Things calmed down to mere hysteria for "God Must Have Spent a Little

More Time on You," and the girls in the audience actually stopped screaming

— briefly — to listen to 'N Sync's closing number, the new tune

"Bye Bye Bye." The boys — James Lance "Lansten" Bass, Justin Timberlake,

Joey Fatone, JC Chasez and Chris Kirkpatrick — waved and were gone.

"Oh my God! I touched Jason and Joey!" one girl gushed to her friend as

security herded everyone back to their seats.

Ida Lowen and Irene Perez Lopez, both 20 and from Sweden, rolled their

eyes and looked on in amazement. "It's not my kind of music," Lowen said,

"but everyone seemed to go crazy for it." As many of the girls, now calm,

headed for the exits, Lopez said she wasn't budging. "I'm here to see

Destiny's Child!"

After the AIDS documentary, Destiny's Child opened with "So Good"

(RealAudio

excerpt), doing the girl band equivalent of 'N Sync's dance moves

on an otherwise empty stage (their music, too, was taped). In matching

white cowboy hats, white halters and white slacks with strategically

placed rips, they twirled, sashayed and mugged for the webcasting cameras.

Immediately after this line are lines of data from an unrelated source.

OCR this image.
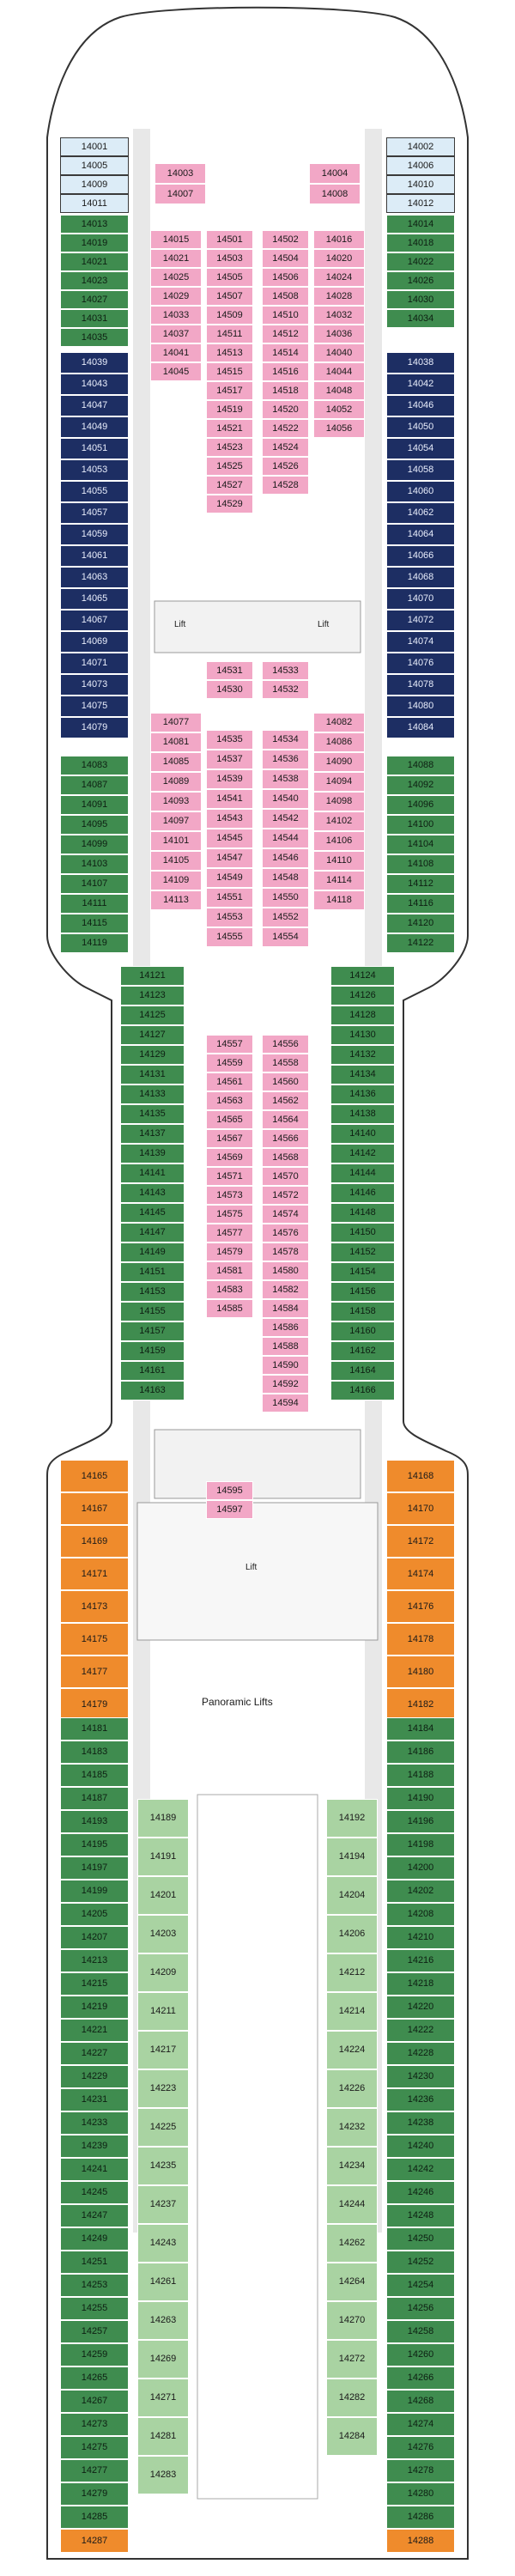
Panoramic Lifts
Lift	Lift
Lift
14001
14005
14009
14011
14002
14006
14010
14012
14003
14007
14004
14008
14013
14019
14021
14023
14027
14031
14035
14014
14018
14022
14026
14030
14034
14039
14043
14047
14049
14051
14053
14055
14057
14059
14061
14063
14065
14067
14069
14071
14073
14075
14079
14038
14042
14046
14050
14054
14058
14060
14062
14064
14066
14068
14070
14072
14074
14076
14078
14080
14084
14015
14021
14025
14029
14033
14037
14041
14045
14501
14503
14505
14507
14509
14511
14513
14515
14517
14519
14521
14523
14525
14527
14529
14502
14504
14506
14508
14510
14512
14514
14516
14518
14520
14522
14524
14526
14528
14016
14020
14024
14028
14032
14036
14040
14044
14048
14052
14056
14531	14533
14530	14532
14083
14087
14091
14095
14099
14103
14107
14111
14115
14119
14088
14092
14096
14100
14104
14108
14112
14116
14120
14122
14077
14081
14085
14089
14093
14097
14101
14105
14109
14113
14535
14537
14539
14541
14543
14545
14547
14549
14551
14553
14555
14534
14536
14538
14540
14542
14544
14546
14548
14550
14552
14554
14082
14086
14090
14094
14098
14102
14106
14110
14114
14118
14121
14123
14125
14127
14129
14131
14133
14135
14137
14139
14141
14143
14145
14147
14149
14151
14153
14155
14157
14159
14161
14163
14124
14126
14128
14130
14132
14134
14136
14138
14140
14142
14144
14146
14148
14150
14152
14154
14156
14158
14160
14162
14164
14166
14557
14559
14561
14563
14565
14567
14569
14571
14573
14575
14577
14579
14581
14583
14585
14556
14558
14560
14562
14564
14566
14568
14570
14572
14574
14576
14578
14580
14582
14584
14586
14588
14590
14592
14594
14595
14597
14165
14167
14169
14171
14173
14175
14177
14179
14168
14170
14172
14174
14176
14178
14180
14182
14181
14183
14185
14187
14193
14195
14197
14199
14205
14207
14213
14215
14219
14221
14227
14229
14231
14233
14239
14241
14245
14247
14249
14251
14253
14255
14257
14259
14265
14267
14273
14275
14277
14279
14285
14184
14186
14188
14190
14196
14198
14200
14202
14208
14210
14216
14218
14220
14222
14228
14230
14236
14238
14240
14242
14246
14248
14250
14252
14254
14256
14258
14260
14266
14268
14274
14276
14278
14280
14286
14189
14191
14201
14203
14209
14211
14217
14223
14225
14235
14237
14243
14261
14263
14269
14271
14281
14283
14192
14194
14204
14206
14212
14214
14224
14226
14232
14234
14244
14262
14264
14270
14272
14282
14284
14287	14288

The remaining audience members seemed to know all the words to the group's

hit "Bug a Boo" (RealAudio

excerpt), and if they didn't have the energy left to scream, they

still managed to wave and jump. "No, No, No" reeled into "Say My Name,"

then into a strange but fun cover of the Commodores' 1979 hit "Sail On."

After Destiny's Child made a quick change into black hip-huggers, also

with rips, one of the group's four male dancers threw gobs of play money

into the first five rows, as a signal of what was coming: their hit "Bills,

Bills, Bills." It was their best-known and best-sounding song of the night.